A lightweight adaptive feature-domain defogging dynamic convolutional network for object detection in foggy conditions
摘要
Rapid and accurate Advanced Driver Assistance Systems (ADAS) Object Detection in foggy environments is crucial for autonomous driving tasks. Existing methods typically enhance images before detection, which compromises real-time performance. Popular detectors also rely on stacks of static convolutions for feature extraction and fusion, making it hard to capture details in fog-degraded images and reducing accuracy.
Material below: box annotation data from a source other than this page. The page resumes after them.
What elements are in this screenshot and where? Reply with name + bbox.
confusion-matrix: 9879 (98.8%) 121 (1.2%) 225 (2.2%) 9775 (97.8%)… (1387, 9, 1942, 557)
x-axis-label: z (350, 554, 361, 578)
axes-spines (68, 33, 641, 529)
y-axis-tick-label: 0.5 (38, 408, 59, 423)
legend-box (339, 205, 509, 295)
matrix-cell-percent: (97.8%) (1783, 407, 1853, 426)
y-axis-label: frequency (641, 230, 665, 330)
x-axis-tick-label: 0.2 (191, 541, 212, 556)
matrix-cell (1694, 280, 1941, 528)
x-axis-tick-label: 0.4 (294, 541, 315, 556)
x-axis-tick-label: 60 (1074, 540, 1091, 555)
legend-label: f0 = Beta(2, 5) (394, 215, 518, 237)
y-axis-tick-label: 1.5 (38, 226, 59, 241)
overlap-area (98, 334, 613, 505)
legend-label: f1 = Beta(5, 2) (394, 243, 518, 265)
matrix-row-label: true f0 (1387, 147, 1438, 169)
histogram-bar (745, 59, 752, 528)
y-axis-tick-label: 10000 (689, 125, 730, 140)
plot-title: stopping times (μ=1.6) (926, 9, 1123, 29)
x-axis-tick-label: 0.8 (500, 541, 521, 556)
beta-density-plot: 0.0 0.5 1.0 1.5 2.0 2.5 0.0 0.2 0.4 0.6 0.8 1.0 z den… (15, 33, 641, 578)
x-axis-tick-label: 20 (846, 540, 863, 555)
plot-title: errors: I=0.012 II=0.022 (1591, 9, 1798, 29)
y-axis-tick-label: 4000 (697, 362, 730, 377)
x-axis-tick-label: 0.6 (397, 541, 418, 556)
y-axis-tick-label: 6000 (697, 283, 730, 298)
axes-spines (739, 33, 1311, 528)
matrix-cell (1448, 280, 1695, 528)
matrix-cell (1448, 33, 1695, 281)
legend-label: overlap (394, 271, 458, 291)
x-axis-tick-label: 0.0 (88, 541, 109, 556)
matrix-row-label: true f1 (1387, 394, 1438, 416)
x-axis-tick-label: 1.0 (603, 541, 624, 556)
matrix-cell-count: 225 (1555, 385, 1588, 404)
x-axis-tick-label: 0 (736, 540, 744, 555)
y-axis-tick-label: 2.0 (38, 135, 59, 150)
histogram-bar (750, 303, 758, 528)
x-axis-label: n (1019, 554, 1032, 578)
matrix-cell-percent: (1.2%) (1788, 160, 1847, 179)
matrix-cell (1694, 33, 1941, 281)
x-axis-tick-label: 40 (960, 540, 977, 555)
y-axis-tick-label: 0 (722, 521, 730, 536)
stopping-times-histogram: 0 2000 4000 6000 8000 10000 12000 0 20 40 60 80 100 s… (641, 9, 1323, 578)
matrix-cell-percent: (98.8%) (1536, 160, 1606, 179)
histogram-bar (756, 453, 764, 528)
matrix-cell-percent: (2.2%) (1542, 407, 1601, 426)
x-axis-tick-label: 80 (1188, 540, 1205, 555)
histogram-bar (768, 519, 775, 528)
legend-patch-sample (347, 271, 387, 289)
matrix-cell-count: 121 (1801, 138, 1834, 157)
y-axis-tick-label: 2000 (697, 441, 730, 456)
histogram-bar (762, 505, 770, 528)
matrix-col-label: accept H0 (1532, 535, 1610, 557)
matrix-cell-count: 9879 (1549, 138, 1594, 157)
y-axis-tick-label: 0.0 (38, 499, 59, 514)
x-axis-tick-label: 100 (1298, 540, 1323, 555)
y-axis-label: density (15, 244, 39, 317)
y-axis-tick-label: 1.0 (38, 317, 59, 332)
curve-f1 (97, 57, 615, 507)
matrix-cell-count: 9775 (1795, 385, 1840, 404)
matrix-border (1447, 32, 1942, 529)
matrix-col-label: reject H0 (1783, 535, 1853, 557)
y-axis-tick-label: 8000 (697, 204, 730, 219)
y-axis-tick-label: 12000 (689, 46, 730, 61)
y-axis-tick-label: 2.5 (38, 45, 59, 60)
We therefore propose a lightweight Adaptive Feature-domain Defogging Dynamic Convolutional Network (AFD-YOLO) for object detection in foggy scenes. AFD-YOLO integrates a flexible convolutional architecture and dynamic scale selection throughout training, while adopting lightweight designs across the backbone, the Feature Pyramid Network, and the detection head. First, a Context-Guided Downsampling (CGD) module suppresses haze-induced scattering and restores discriminative details in the feature domain, thereby replacing complexity-increasing preprocessing steps. Second, to alleviate texture diffusion, a Cross Stage Partial Parallel Groupwise Multi-scale Convolution (CSP-ParGMC) module uses parallel multi-scale hybrid convolutions to adaptively aggregate cross-scale information from shallow layers. To address attenuation of structural orientation, AFD-YOLO introduces a Cross Stage Partial Dynamic Kernel Mixture Bottleneck that employs hierarchical kernel configurations and Dynamic Kernel Convolution (DKConv2d) for Scale and Orientation Selection; together with an Efficient Bidirectional Lightweight Feature Pyramid Network (EBLFPN), the flexible architecture transmits diverse gradients to the detection head with lower computation. Finally, experiments on synthetic and real-world foggy datasets demonstrate the effectiveness and efficiency of AFD-YOLO for real-time deployment. On the RTTS dataset, AFD-YOLO reduces parameters by 36% while improving mAP@0.5 by 3.08%.